Mais il n’existe pas non plus de liste universelle des habitants du lac de montagne. « La taille du lac et son altitude vont déterminer sa composition et les espèces qu’on va y retrouver », précise Victor Frossard.
Car pour savoir qui habite là, il faut d’abord regarder où se trouve le lac.

Plus on monte, plus le casting change
« Plus on monte, plus les conditions de température changent, et donc la composition des espèces aussi », explique Victor Frossard. Entre un lac posé à 1 200 mètres et un autre perché à 2 500 mètres, la fête s’annonce bien différente… mais pas forcément plus folle en haut qu’en bas.
Car en altitude, les espèces ne sont pas habituées aux conditions d’un hôtel 5 étoiles.
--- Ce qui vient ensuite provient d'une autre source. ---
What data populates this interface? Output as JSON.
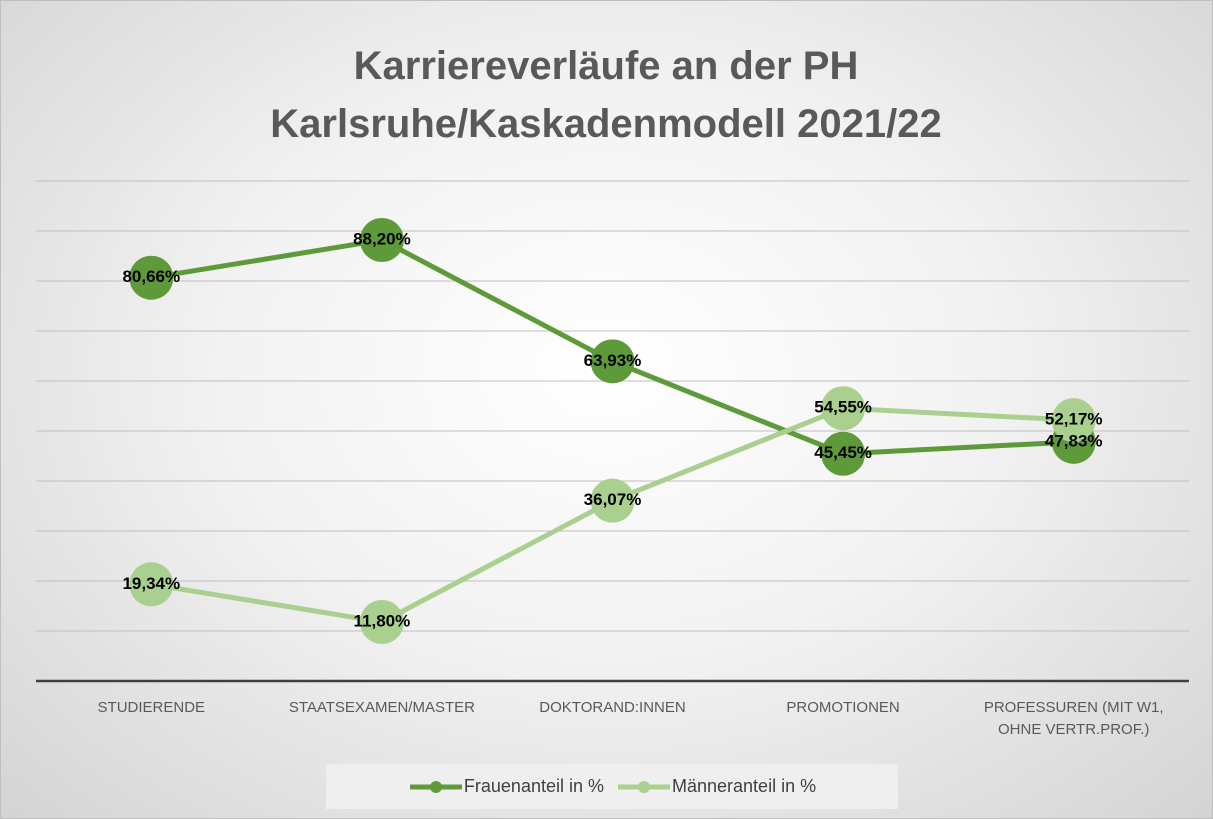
{
  "chart_data": {
    "type": "line",
    "title": "Karriereverläufe an der PH Karlsruhe/Kaskadenmodell 2021/22",
    "categories": [
      "STUDIERENDE",
      "STAATSEXAMEN/MASTER",
      "DOKTORAND:INNEN",
      "PROMOTIONEN",
      "PROFESSUREN (MIT W1, OHNE VERTR.PROF.)"
    ],
    "series": [
      {
        "name": "Frauenanteil in %",
        "color": "#5e9a3a",
        "values": [
          80.66,
          88.2,
          63.93,
          45.45,
          47.83
        ],
        "value_labels": [
          "80,66%",
          "88,20%",
          "63,93%",
          "45,45%",
          "47,83%"
        ]
      },
      {
        "name": "Männeranteil in %",
        "color": "#a9d08e",
        "values": [
          19.34,
          11.8,
          36.07,
          54.55,
          52.17
        ],
        "value_labels": [
          "19,34%",
          "11,80%",
          "36,07%",
          "54,55%",
          "52,17%"
        ]
      }
    ],
    "ylim": [
      0,
      100
    ],
    "yticks": [
      0,
      10,
      20,
      30,
      40,
      50,
      60,
      70,
      80,
      90,
      100
    ],
    "grid": true,
    "legend": "bottom"
  }
}
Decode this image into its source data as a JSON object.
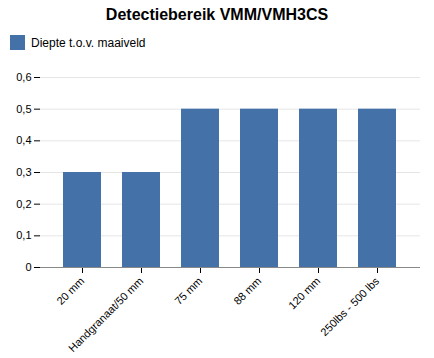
{
  "chart_data": {
    "type": "bar",
    "title": "Detectiebereik VMM/VMH3CS",
    "categories": [
      "20 mm",
      "Handgranaat/50 mm",
      "75 mm",
      "88 mm",
      "120 mm",
      "250lbs - 500 lbs"
    ],
    "series": [
      {
        "name": "Diepte t.o.v. maaiveld",
        "color": "#4472A8",
        "values": [
          0.3,
          0.3,
          0.5,
          0.5,
          0.5,
          0.5
        ]
      }
    ],
    "ylim": [
      0,
      0.6
    ],
    "yticks": [
      0,
      {
        "value": 0.1,
        "label": "0,1"
      },
      {
        "value": 0.2,
        "label": "0,2"
      },
      {
        "value": 0.3,
        "label": "0,3"
      },
      {
        "value": 0.4,
        "label": "0,4"
      },
      {
        "value": 0.5,
        "label": "0,5"
      },
      {
        "value": 0.6,
        "label": "0,6"
      }
    ],
    "grid": true,
    "legend": "upper left"
  }
}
Dans une fiche consacrée à la survie des espèces en altitude, Lacs Sentinelles résume que « les lacs de montagne sont des écosystèmes qui fonctionnent au ralenti ». Eau froide, lumière très variable au fil des saisons et parfois plusieurs mois sous une couche de glace. Les habitants ont intérêt à être bien équipés pour survivre.
À lire aussi : 👉 Tout ce que vous ne saviez pas sur l’eau en montagneHeureusement que certaines espèces sont justement particulièrement adaptées à cette vie au frais. C’est le cas du Triton alpestre qui vit jusqu’à 2600m d’altitude. Mais vivre aussi haut change son rythme de développement : comme l’eau est plus froide, son organisme fonctionne plus lentement. Résultat, ses larves mettent davantage de temps à grandir et à se transformer en adultes. En montagne, cette métamorphose a généralement lieu au cours de la deuxième année, alors qu’elle se produit dès la première année chez les populations de plaine. Le Triton alpestre peut donc vivre aussi bien en bas qu’en altitude, mais là-haut, il grandit simplement plus lentement.
Même stratégie au ralenti chez la Grenouille rousse, capable de grimper jusqu’à 2 800 mètres d’altitude. En montagne, elle se développe plus lentement, vit généralement plus longtemps et retourne davantage dans l’eau pour hiberner que ses cousines des plaines.
Et les amphibiens ne sont pas les seuls à s’être adaptés. La renoncule déracinée, une plante aquatique, pousse dans des eaux à moins de 5 °C et a été observée jusqu’à 2 750 mètres dans le lac de Lanserlia, en Vanoise.
Bref, pour vivre dans un lac d’altitude, mieux vaut ne pas être trop pressé… et avoir quelques bonnes techniques pour passer l’hiver.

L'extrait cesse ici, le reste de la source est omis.